Business books tend to fall into one of two categories. The first category is “what” books. These books teach you what you need to do, and they are good and useful as far as that goes. The second category is “how” books. The “how” books teach you how to do the “what.”
What Books
There are a lot of books about artificial intelligence and machine learning now. The new capabilities they enable are going to shape our future, for good or for ill—or more likely, both. These books are an excellent example of books that teach what’s happening, why it’s happening, and what it means. You don’t see a lot of books about how to use these new capabilities, in part because the technologies are still in their infancy.
I read a lot of “what” books to develop a greater understanding of the world. Books like Sapiens by Yuval Noah Harari, Scale by Geoffrey West, She Has Her Mother’s Laugh by Carl Zimmer, and The Master and His Emissary by Ian McGilchrist.
How Books
I also read a lot of “how” books, books that include some framework or methodology that is useful, even if you have to adjust it to your needs. I find that “how” books are beneficial in their practical application of certain principles, and I have always found that a book that gives me access to something that took another person two decades to master is worth a little over $20 and something like six hours of my time.
Principles by Ray Dalio, Getting Things Done by David Allen, Deep Work by Cal Newport, and When by Dan Pink are all “how” books, some of them being more prescriptive than others, but all providing guidance on how you can produce some improved result.
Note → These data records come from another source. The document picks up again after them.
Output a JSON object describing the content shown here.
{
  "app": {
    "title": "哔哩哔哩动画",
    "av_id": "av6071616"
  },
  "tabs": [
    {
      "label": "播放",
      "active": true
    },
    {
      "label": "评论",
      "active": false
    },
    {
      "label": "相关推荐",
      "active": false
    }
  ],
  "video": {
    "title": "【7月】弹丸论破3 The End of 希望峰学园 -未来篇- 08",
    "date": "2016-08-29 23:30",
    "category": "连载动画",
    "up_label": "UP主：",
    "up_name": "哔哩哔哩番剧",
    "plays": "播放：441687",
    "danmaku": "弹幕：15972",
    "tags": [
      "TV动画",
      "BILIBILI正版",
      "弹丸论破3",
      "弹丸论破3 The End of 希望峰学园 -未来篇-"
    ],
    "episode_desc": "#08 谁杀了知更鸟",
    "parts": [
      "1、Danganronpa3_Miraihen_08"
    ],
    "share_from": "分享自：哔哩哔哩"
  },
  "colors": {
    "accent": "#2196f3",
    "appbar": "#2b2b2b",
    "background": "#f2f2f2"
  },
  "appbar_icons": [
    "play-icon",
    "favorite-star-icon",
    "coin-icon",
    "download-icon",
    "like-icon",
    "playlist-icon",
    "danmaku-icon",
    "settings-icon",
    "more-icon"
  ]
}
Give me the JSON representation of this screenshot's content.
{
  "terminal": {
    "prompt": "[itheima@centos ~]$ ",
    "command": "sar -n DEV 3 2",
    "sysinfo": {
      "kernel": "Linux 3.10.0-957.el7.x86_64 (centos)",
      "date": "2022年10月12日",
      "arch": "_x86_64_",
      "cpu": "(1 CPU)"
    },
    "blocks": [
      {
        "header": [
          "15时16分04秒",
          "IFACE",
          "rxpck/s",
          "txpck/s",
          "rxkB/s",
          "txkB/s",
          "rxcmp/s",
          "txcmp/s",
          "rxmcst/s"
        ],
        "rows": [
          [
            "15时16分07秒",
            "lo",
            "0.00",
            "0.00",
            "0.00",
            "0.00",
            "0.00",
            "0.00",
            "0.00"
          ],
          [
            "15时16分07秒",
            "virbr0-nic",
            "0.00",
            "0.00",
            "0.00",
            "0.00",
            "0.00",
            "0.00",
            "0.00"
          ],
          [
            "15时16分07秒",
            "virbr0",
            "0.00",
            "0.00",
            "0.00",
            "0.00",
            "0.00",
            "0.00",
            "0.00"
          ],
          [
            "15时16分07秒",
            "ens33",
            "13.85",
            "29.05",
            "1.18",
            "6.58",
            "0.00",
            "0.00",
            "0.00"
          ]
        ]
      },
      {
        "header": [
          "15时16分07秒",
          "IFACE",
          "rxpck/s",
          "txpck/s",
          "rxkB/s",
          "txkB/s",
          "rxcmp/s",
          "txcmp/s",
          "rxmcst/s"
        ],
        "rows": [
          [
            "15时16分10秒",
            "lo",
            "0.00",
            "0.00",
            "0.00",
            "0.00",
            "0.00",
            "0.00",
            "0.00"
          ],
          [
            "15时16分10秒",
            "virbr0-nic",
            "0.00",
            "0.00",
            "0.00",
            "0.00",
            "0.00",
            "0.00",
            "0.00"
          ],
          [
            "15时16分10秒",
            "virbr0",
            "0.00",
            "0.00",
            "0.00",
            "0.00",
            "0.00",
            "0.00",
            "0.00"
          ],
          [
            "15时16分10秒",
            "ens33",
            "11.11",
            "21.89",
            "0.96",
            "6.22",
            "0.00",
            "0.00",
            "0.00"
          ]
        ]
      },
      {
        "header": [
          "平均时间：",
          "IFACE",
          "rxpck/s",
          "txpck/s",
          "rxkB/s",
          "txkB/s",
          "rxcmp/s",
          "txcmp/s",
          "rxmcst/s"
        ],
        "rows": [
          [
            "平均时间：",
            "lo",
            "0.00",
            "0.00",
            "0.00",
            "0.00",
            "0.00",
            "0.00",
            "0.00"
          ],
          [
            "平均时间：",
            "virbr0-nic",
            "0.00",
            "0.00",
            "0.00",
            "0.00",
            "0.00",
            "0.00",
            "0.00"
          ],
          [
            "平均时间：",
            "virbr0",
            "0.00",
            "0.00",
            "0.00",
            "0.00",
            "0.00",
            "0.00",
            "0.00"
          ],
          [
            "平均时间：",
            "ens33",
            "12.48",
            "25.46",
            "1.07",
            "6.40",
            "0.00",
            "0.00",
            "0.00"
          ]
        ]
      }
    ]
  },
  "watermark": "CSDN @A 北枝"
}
As a writer, I write “how” books. I haven’t found that books on selling are as useful when they provide the “what” without also providing the “how,” which is why I have ended every chapter of all three of my books (Book 1, Book 2, and Book 3) with a little exercise that begins with the words “Do This Now!” When the outcome is more than a better understanding, when it is really a better outcome in some area, I find “how” books tend to be more helpful.